Washington loves its panaceas. A few years ago, it was Army General David Petraeus who could fix any problem — up to and perhaps including the presidency. Then it was the Simpson-Bowles commission, or maybe the congressional supercommittee on deficit reduction. Today’s cure-all? Tax reform.
Tax reform “will result in the additional revenue the president seeks,” said House Speaker John Boehner in his post- election news conference. “It will support economic growth, which means more revenue is generated for the Treasury. And it will improve the efficiency of the system, which means additional revenue as well.” He went on to quote former Treasury Secretary George P. Shultz, who said the 1986 tax reform was “the unsung hero of the very good economic times we had for a long time.”
That’s the Washington consensus on tax reform: It slices, it dices, it cleans up after itself. But that’s not the economic profession’s consensus.
In 1997, Alan Auerbach and Joel Slemrod conducted an exhaustive survey of studies conducted after the 1986 tax reform. The results were mostly disappointing. The strongest effect they found was in “the timing of economic transactions” – – for instance, the rush to take capital gains before a new, higher rate kicked in. After that, it was “financial and accounting responses,” such as the effort to transform corporate income into individual income in order to, again, avoid higher taxes. All this is good news for tax lawyers, but what about moving the growth needle?

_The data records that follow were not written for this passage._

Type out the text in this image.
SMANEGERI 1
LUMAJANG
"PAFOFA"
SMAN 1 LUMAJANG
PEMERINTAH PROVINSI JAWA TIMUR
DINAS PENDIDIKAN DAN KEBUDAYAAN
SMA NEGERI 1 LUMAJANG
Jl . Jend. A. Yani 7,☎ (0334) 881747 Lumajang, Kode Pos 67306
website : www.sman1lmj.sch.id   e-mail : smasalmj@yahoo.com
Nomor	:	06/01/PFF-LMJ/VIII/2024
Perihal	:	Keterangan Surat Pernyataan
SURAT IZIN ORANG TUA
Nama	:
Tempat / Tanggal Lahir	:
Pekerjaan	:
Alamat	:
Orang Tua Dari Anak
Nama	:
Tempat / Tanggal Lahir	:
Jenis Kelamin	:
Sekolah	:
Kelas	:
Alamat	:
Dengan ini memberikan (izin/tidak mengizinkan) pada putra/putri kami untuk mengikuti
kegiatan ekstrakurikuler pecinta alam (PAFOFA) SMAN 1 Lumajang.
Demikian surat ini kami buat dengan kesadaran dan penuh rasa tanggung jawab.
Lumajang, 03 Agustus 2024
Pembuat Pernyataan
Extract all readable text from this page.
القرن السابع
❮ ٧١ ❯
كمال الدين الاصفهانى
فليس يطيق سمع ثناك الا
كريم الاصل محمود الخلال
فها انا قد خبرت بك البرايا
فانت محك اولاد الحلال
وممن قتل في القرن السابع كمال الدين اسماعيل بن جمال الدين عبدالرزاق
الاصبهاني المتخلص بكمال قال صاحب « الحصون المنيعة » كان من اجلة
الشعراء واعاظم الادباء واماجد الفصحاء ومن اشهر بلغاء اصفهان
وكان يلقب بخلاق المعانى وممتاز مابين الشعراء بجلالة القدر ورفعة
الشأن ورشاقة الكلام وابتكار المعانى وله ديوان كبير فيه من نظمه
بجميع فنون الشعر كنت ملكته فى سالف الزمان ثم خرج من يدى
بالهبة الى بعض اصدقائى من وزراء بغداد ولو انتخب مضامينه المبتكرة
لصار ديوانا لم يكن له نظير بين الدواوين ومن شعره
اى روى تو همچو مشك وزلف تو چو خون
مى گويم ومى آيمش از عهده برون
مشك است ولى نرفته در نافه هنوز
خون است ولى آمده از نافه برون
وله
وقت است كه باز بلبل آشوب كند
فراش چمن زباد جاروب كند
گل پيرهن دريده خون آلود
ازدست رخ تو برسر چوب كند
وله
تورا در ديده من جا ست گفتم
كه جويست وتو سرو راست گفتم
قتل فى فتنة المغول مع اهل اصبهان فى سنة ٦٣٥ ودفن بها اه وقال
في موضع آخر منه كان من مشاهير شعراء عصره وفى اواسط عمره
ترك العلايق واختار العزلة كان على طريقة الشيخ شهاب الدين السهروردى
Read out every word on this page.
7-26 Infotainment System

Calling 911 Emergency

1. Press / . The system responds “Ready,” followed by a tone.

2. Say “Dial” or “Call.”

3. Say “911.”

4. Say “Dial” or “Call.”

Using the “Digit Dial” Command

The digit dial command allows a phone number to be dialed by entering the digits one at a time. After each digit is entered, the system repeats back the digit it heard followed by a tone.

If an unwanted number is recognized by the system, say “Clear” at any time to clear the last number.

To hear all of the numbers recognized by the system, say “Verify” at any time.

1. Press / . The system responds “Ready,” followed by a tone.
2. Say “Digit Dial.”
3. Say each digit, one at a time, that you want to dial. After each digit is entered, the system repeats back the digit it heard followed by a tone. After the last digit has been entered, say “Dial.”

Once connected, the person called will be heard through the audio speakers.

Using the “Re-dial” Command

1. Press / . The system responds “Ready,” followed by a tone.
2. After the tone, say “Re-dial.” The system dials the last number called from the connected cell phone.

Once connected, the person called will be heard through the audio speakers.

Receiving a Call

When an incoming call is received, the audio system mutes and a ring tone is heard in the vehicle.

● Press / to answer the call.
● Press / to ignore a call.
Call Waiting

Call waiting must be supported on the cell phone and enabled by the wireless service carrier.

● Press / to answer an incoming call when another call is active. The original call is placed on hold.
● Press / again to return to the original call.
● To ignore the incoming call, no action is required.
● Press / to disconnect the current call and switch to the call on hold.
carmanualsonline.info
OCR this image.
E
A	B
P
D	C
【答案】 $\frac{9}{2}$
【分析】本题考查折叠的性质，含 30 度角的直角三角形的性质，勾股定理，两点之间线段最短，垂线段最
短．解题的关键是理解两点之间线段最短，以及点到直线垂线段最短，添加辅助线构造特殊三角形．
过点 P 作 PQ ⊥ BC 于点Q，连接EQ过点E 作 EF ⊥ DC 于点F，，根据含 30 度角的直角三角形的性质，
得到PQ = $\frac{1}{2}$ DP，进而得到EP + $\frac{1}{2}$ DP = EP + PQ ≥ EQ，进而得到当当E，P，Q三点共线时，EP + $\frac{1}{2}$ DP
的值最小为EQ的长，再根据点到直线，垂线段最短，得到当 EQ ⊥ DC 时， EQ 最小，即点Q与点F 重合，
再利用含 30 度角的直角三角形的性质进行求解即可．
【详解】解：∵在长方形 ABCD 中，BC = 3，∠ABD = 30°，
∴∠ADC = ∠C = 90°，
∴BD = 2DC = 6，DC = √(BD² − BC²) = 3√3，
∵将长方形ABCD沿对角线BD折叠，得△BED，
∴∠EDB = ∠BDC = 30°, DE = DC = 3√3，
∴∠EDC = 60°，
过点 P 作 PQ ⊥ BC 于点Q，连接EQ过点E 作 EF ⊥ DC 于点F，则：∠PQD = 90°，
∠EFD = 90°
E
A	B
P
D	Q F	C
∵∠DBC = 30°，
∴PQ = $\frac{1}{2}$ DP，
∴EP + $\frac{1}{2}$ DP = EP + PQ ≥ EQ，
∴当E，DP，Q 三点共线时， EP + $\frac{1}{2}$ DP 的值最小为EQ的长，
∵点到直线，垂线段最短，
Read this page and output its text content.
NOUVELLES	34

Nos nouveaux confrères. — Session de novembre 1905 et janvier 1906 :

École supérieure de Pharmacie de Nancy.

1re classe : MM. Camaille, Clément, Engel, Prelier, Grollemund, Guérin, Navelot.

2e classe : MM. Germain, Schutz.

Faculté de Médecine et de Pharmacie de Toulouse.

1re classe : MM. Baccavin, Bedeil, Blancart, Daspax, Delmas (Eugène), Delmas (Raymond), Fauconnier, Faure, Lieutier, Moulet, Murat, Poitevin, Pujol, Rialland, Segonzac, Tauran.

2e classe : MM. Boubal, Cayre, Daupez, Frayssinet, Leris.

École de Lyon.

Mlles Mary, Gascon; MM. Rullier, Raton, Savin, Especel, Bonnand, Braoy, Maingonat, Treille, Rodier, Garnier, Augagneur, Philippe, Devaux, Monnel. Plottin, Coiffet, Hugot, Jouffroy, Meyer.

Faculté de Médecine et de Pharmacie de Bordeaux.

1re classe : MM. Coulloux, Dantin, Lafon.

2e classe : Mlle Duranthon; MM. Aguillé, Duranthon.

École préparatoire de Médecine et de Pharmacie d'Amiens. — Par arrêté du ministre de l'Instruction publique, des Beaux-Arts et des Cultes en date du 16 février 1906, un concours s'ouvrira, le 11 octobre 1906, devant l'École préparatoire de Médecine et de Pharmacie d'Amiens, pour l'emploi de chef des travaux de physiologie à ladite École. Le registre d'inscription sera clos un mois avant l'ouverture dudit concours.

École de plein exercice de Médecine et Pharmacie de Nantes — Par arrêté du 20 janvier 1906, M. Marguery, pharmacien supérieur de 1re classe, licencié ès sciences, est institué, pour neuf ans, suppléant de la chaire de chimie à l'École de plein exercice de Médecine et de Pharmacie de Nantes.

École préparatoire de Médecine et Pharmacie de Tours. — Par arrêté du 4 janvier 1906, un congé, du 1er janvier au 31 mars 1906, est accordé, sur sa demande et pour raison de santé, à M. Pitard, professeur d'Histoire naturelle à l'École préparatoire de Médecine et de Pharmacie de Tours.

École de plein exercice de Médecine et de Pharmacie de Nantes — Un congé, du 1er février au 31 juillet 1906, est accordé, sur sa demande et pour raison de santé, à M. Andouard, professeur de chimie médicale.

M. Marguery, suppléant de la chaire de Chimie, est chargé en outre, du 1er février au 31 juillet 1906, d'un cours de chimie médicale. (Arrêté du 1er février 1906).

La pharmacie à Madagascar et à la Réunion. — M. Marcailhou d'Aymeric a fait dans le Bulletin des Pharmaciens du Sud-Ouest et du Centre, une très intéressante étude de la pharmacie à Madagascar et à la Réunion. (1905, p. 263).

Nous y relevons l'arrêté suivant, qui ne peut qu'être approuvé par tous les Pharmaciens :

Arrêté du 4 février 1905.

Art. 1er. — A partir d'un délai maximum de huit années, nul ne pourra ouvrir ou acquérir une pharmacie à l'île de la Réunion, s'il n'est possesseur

“At the bottom of the hierarchy is the response of real activities chosen by individuals or firms.” On this, the authors concluded, the evidence is “mixed.” Oh.
Economic Consensus
Over the past week, I’ve asked a dozen economists whether tax reform is likely to supercharge — or even kind of charge — growth. The consensus is summed up well by former White House economic adviser Lawrence Summers: “Given there’s a need to raise revenue, doing it by closing loopholes is probably a better way to do it than doing it by raising rates,” Summers said. “It can promote fairness, simplicity and resistance to special interests. But the idea that this is some important offensive growth strategy is implausible.”
Bruce Bartlett, who helped write President Ronald Reagan’s 1981 tax plan, is even more emphatic. “I am not familiar with any tax reform that raised growth, here or anywhere else,” he said.
Some kinds of tax reform could raise growth, at least in theory. Additional research by Auerbach, for instance, suggests that a sharply regressive consumption tax could add as much as 4.5 percent to gross domestic product over 15 years, in part because of the labor market effects of cutting taxes significantly on the rich and raising them on the poor. But no one is advocating that.
Instead, Washington policy makers are debating an approach — broadening the tax base through closing tax expenditures, credits and deductions — that isn’t likely to do much at all.
Tax economists Alex Brill and Alan Viard put the problem clearly in a brief for the American Enterprise Institute: “One of the major arguments some supporters of base broadening make – – that such reforms reduce work disincentives — is generally mistaken. Work incentives depend on effective marginal tax rates rather than statutory tax rates, and revenue-neutral base broadening leaves the former roughly unchanged.”
Reform’s Effect
Translated from tax policy-ese, the basic point is that if you’re not cutting total taxes — the “effective marginal tax rate” — you’re not going to drastically alter the incentives people have to work. As a result, you’re not going to see much added growth from tax reform, especially if the revenue contributed by various groups remains largely unchanged. All that should be pretty intuitive; if you’re not changing who pays taxes or how much they pay, you’re not changing all that much. Simplifying the tax code only gets you so far.
However, if Republicans and Democrats can agree on tax reform, it almost certainly will do more than simplify the code. It will increase taxes on the rich. And though there’s no reason to expect that will harm the economy in a major way, it will probably create a slight drag on growth. “I think of tax reform more as a way of limiting the losses the tax increases bring,” Auerbach says.
Another argument in favor of tax reform is that it will improve economic efficiency by letting the market, rather than the tax code, direct the flow of resources. Eliminate the exclusion for employer-provided health insurance and less money will flow to health care. Cap the mortgage-interest deduction and housing won’t be such an attractive investment.
“In their hearts, almost all economists believe that getting rid of tax expenditures will be good for growth because decisions will not be distorted by differences in taxes,” said Michael Greenstone, an economist at the Massachusetts Institute of Technology who also directs the Hamilton Project at the Brookings Institute. “Unfortunately, I don’t think there is much empirical evidence on this question either way.”
Which isn’t to say that tax reform isn’t worth the effort. Everyone agrees that it can help a bit, and most everyone agrees that raising taxes by reforming the code is probably better for the economy than raising taxes by increasing marginal rates (though many caution that, given our fiscal problems, generating revenue is the most important goal and promises of higher revenue through tax reform often don’t pan out). Tax reform doesn’t slice, dice or cut through cans. If it’s a “game changer,” it is only in the sense that it gives Republicans a face-saving way to do what needs to be done: raise taxes.